OnTrac teilt mit, dass Angreifer zwischen dem 20. und 22. März Zugriff auf das Unternehmensnetzwerk und bestimmte Dateien hatten. Das Unternehmen entdeckte die Aktivität am 23. März und zog einen externen Spezialisten hinzu, um das Ausmaß des Vorfalls zu untersuchen. Eine Ransomware-Gruppe hat den Angriff bislang nicht für sich reklamiert.

Das Department for Education in England meldet, dass Hacker ungefähr 607.000 Datensätze mit Telefonnummern und E-Mail-Adressen erlangt haben. Nach Angaben der Behörde enthalten die Daten weder Bankinformationen noch andere sensible Angaben. Der Vorfall sei schnell eingedämmt worden, das Risiko für Betroffene werde nicht als hoch eingestuft.

Adobe hat Sicherheitsupdates für Bridge, Campaign Classic und Format Plugins bereitgestellt. Dazu gehört unter anderem ein kritischer Heap-basierter Pufferüberlauf in Format Plugins, der die Ausführung beliebigen Codes ermöglicht. In Bridge wurden mehrere Schwachstellen geschlossen, die Codeausführung und Rechteausweitung erlauben. Für Campaign Classic behebt Adobe Lücken, über die sich beliebiger Code ausführen und das Dateisystem auslesen lässt. Das Update für Campaign Classic trägt bei lokalen Installationen die Prioritätsstufe 1. Adobe zufolge gibt es keine Hinweise auf aktive Ausnutzung.

Huntress beobachtet seit dem 25. Juli eine breit angelegte Credential-Stuffing-Kampagne gegen SonicWall-VPN- und Firewall-Konten. Bislang seien erfolgreiche Anmeldungen bei 30 Organisationen festgestellt worden. Die Aktivität gehe von fünf bei DigitalOcean gehosteten IP-Adressen aus und wirke automatisiert. Hinweise auf manuelle Aktivitäten nach einer Kompromittierung habe Huntress nicht entdeckt.

OpenAI hat die Codex Security CLI als Open Source veröffentlicht. Das Werkzeug soll Repositories prüfen, Ergebnisse über mehrere Durchläufe hinweg nachverfolgen, Korrekturen verifizieren und Sicherheitsprüfungen in CI/CD-Pipelines einbinden. Die frühe Version steht über npm und GitHub bereit; OpenAI bittet während der weiteren Entwicklung um Rückmeldungen.

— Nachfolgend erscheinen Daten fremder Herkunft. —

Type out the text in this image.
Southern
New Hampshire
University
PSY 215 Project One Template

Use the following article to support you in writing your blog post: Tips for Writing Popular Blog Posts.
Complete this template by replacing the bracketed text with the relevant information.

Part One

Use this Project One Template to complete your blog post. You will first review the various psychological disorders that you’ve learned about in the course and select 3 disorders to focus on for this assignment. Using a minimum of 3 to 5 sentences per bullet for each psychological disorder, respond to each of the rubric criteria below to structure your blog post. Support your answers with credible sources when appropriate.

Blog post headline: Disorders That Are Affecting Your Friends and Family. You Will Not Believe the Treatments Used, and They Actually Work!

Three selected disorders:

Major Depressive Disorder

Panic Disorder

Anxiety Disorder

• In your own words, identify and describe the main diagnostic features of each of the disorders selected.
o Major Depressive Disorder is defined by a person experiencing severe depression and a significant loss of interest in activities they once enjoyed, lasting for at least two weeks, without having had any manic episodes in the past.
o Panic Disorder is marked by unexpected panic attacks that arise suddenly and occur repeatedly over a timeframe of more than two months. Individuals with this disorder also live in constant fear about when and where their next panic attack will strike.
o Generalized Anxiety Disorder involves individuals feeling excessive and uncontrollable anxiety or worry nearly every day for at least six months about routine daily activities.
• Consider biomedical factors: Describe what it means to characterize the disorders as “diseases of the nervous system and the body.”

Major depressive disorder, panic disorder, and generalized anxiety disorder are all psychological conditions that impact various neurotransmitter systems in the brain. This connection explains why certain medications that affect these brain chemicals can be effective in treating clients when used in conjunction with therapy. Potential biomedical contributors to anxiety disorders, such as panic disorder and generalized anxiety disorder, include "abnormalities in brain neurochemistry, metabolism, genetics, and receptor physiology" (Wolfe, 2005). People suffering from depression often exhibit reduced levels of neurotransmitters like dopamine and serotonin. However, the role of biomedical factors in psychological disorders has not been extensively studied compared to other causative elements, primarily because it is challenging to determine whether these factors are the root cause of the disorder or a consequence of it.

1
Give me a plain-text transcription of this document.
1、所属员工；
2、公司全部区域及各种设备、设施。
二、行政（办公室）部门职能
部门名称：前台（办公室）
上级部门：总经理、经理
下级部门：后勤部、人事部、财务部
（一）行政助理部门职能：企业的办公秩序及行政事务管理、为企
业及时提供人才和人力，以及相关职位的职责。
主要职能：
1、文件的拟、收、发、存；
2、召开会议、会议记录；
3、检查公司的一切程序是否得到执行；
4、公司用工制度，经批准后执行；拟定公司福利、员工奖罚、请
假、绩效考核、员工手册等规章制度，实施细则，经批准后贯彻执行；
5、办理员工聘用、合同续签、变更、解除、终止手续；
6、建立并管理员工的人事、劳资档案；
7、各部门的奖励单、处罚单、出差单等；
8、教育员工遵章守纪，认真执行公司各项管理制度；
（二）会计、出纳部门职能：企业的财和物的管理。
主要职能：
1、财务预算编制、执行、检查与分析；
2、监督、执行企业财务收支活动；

Amazon Threat Intelligence schreibt die jüngsten Kompromittierungen der populären NPM-Pakete Axios, Debug und Chalk sowie einen Vorfall mit einer Krypto-Schreibvariante der nordkoreanischen Gruppe Sapphire Sleet zu. AWS erklärt, die Gruppe konzentriere sich auf Pakete mit hohen Download-Zahlen, um eine möglichst breite nachgelagerte Wirkung zu erzielen. Hervorgehoben werden zudem weiterentwickelte Supply-Chain-Methoden, darunter fragmentierte Schadkomponenten und umgebungsabhängige Malware.

Ein Sicherheitsforscher hat in der My-Eicher-Plattform von VE Commercial Vehicles nicht authentifizierte interne Programmierschnittstellen entdeckt. Dadurch wurden Kunden-, Nutzer- und Fahrzeugdaten offengelegt und Kontoübernahmen ermöglicht. VE Commercial Vehicles ist ein Gemeinschaftsunternehmen von Volvo Group und Eicher Motors. Laut Bericht erlaubten die Schwachstellen die vollständige Kontrolle über Flotten von Nutzfahrzeugen in Indien sowie den Zugriff auf sensible Dokumente wie Aadhaar-Karten. Die zentralen Probleme wurden nach der Meldung behoben; später beseitigte das Unternehmen weitere Mängel.

Anthropic-Forscher haben mit Claude Mythos Preview zwei kryptanalytische Ergebnisse erzielt: einen verbesserten Schlüsselrückgewinnungsangriff auf das Post-Quanten-Signaturschema HAWK, der dessen effektives Sicherheitsniveau ungefähr halbiert, sowie einen schnelleren Meet-in-the-Middle-Angriff auf AES mit sieben Runden. Nach Angaben von Anthropic betreffen die Resultate keine derzeit eingesetzten Systeme: HAWK ist weiterhin ein Kandidat, und die Arbeiten zu AES beziehen sich auf eine reduzierte Rundenzahl. Die Ergebnisse zeigten jedoch Fortschritte KI-gestützter Kryptanalyse.